Afton Chemical Corporation
- Type: Subsidiary of NewMarket Corp
- Industry: Chemicals
- Founded: 1877
- Headquarters: Richmond, Virginia, U.S.
- Area served: Worldwide
- Key people: Gina Harm (President)
- Products: Chemicals Petroleum Additives
- Website: aftonchemical.com

= Afton Chemical =

American petroleum additives company

Afton Chemical Corporation is an American company that develops and manufactures petroleum additives. Among these are driveline, engine oil, fuel and industrial additives. Afton Chemical Corporation is headquartered in Richmond, Virginia, and has operations around the world. The company is a subsidiary of NewMarket Corporation, a corporation specializing in performance specialty chemicals.

==Operations==
Afton Chemical products fall into four different strategic business units: driveline additives, engine oil additives, fuel additives, and industrial additives.

Driveline additives

This segment includes driveline additives for automatic (ATF), continuously variable (CVT) and dual-clutch (DCT) transmission types, as well as gear oil additives for rear-axle and manual transmissions.

Engine oil additives

Afton Chemical offers engine oil additives for passenger car, motorcycle, medium speed diesel and heavy-duty engines, as well as olefin copolymer viscosity index improvers.

Fuel additives

Afton Chemical produces fuel additives for gasoline and diesel vehicle performance, octane levels, home heating oil, and fuel specification and distribution.

Lubricant additives

Lubricant additives are organic and synthetic chemical components and the product segment includes couplers, dispersants and emulsifiers, friction modifiers, and tackiness additives.

Industrial additives

Afton Chemical acquired metalworking additives producer Polartech in 2010 to expand its industrial product base.

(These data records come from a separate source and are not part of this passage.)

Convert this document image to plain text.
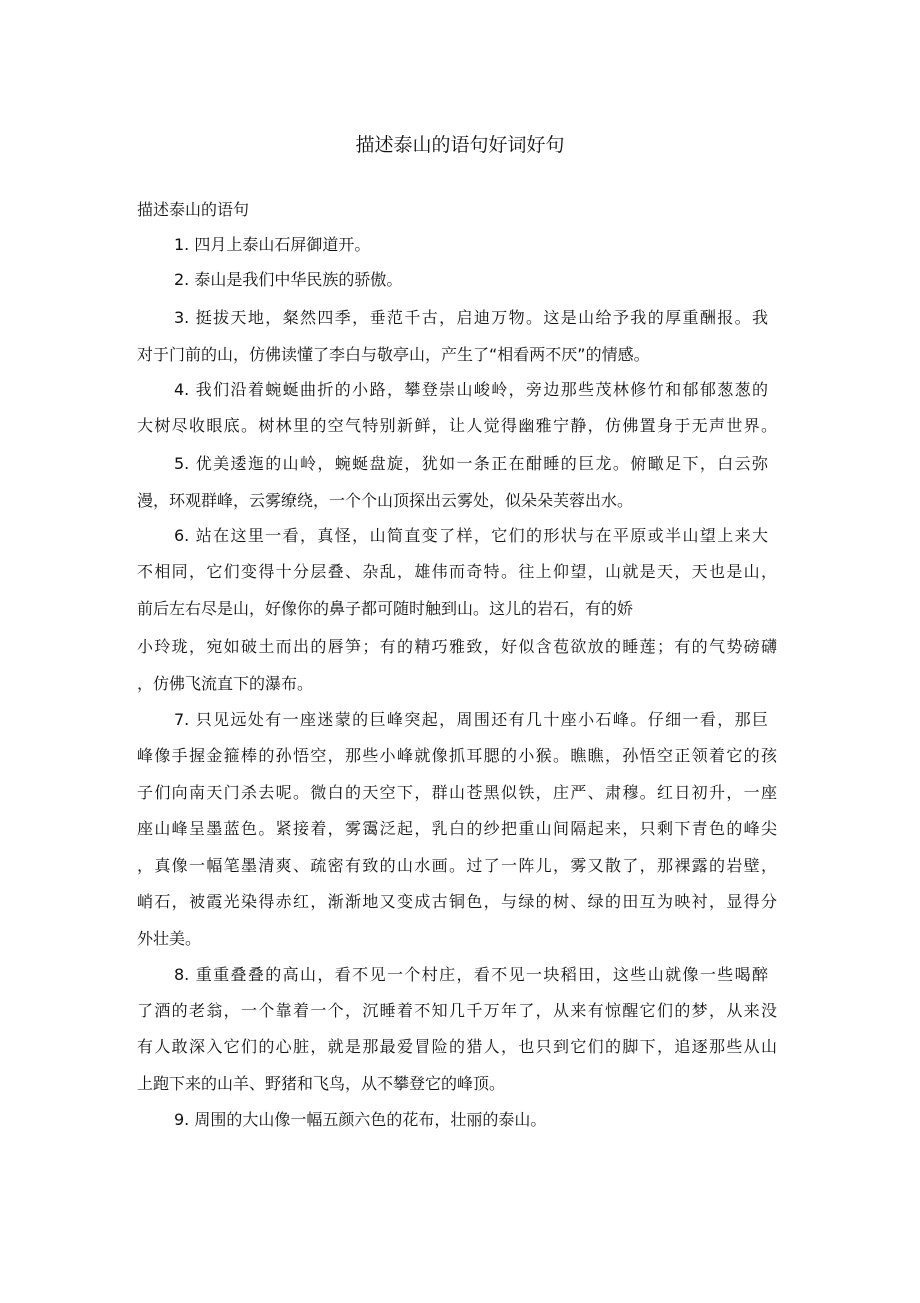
描述泰山的语句好词好句
描述泰山的语句
1. 四月上泰山石屏御道开。
2. 泰山是我们中华民族的骄傲。
3. 挺拔天地，粲然四季，垂范千古，启迪万物。这是山给予我的厚重酬报。我
对于门前的山，仿佛读懂了李白与敬亭山，产生了“相看两不厌”的情感。
4. 我们沿着蜿蜒曲折的小路，攀登崇山峻岭，旁边那些茂林修竹和郁郁葱葱的
大树尽收眼底。树林里的空气特别新鲜，让人觉得幽雅宁静，仿佛置身于无声世界。
5. 优美逶迤的山岭，蜿蜒盘旋，犹如一条正在酣睡的巨龙。俯瞰足下，白云弥
漫，环观群峰，云雾缭绕，一个个山顶探出云雾处，似朵朵芙蓉出水。
6. 站在这里一看，真怪，山简直变了样，它们的形状与在平原或半山望上来大
不相同，它们变得十分层叠、杂乱，雄伟而奇特。往上仰望，山就是天，天也是山，
前后左右尽是山，好像你的鼻子都可随时触到山。这儿的岩石，有的娇
小玲珑，宛如破土而出的唇笋；有的精巧雅致，好似含苞欲放的睡莲；有的气势磅礴
，仿佛飞流直下的瀑布。
7. 只见远处有一座迷蒙的巨峰突起，周围还有几十座小石峰。仔细一看，那巨
峰像手握金箍棒的孙悟空，那些小峰就像抓耳腮的小猴。瞧瞧，孙悟空正领着它的孩
子们向南天门杀去呢。微白的天空下，群山苍黑似铁，庄严、肃穆。红日初升，一座
座山峰呈墨蓝色。紧接着，雾霭泛起，乳白的纱把重山间隔起来，只剩下青色的峰尖
，真像一幅笔墨清爽、疏密有致的山水画。过了一阵儿，雾又散了，那裸露的岩壁，
峭石，被霞光染得赤红，渐渐地又变成古铜色，与绿的树、绿的田互为映衬，显得分
外壮美。
8. 重重叠叠的高山，看不见一个村庄，看不见一块稻田，这些山就像一些喝醉
了酒的老翁，一个靠着一个，沉睡着不知几千万年了，从来有惊醒它们的梦，从来没
有人敢深入它们的心脏，就是那最爱冒险的猎人，也只到它们的脚下，追逐那些从山
上跑下来的山羊、野猪和飞鸟，从不攀登它的峰顶。
9. 周围的大山像一幅五颜六色的花布，壮丽的泰山。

Industrial products include lubricating grease additives, hydraulic lubricants and metalworking fluids.

Locations

Afton Chemical has regional offices located in Asia Pacific, Europe, India, the Middle East, Latin America and North America. The company has a technical center located in Ashland, Virginia. The Ashland Technical Center is the R&D site for vehicle-based research used by all strategic business units that manufacture automotive additives, including engine oil, fuel, transmission and axle. The center is used for research into durability, fuel economy, emissions, and new-product development. Plants are located in Belgium, England, India, Brazil, China, Mexico and throughout the United States. The company opened a research lab in Suzhou, China, in 2011 and in July 2012 announced the construction of a new chemical additive manufacturing plant in Jurong Island, Singapore, which became operational mid-2016.

==Industries==
Afton Chemical operates within the petroleum industry, primarily focusing on, and manufacturing chemical additives for: driveline, engine oil, fuel, and industrial business units.

== History ==

1887 – Albemarle Paper Manufacturing is founded in Richmond, VA

1924 – General Motors Chemical Corporation, which introduced tetraethyllead as a fuel additive to reduce engine “knock,” is renamed as Ethyl Gasoline Corporation.

1962 – Albemarle Paper Co. acquires Ethyl Gasoline Corporation and adopts the Ethyl Corporation name.

1975 – Ethyl acquires Edwin Cooper, Inc.

1992 – Ethyl acquires Amoco Petroleum Additives in the U.S. and Nippon Cooper in Japan, as global consolidation comes to the petroleum industry.

1996 – Ethyl acquires Texaco Additives Company.

2004 - Ethyl Petroleum Additives, Inc. changes its name to Afton Chemical Corporation. It begins operating as a wholly owned subsidiary of NewMarket Corporation.

2008 – Afton Chemical acquires the North American fuel additives business of GE Water and Processing Technologies.

2009 – Afton Chemical expands investment in the Asia-Pacific region with facilities in Shanghai, China, Tsukuba, Japan and Jurong Island, Singapore.

2010 – Afton Chemical acquires PolarTech Metalworking and adds R&D and manufacturing facilities in the U.K., and manufacturing sites in India, China and the U.S.

2013 – Robert Shama replaces Warren Huang as president of Afton Chemical.

2013 – Afton Chemical announces expansion in Asia-Pacific with a new manufacturing facility on Jurong Island, Singapore.

2017 – Afton Chemical acquires Aditivos Mexicanos, S.A. de C.V. (AMSA), a petroleum additives manufacturing, sales and distribution company based in Mexico City, Mexico.

2018 – Gina Harm replaces Robert Shama as president of Afton Chemical Corporation.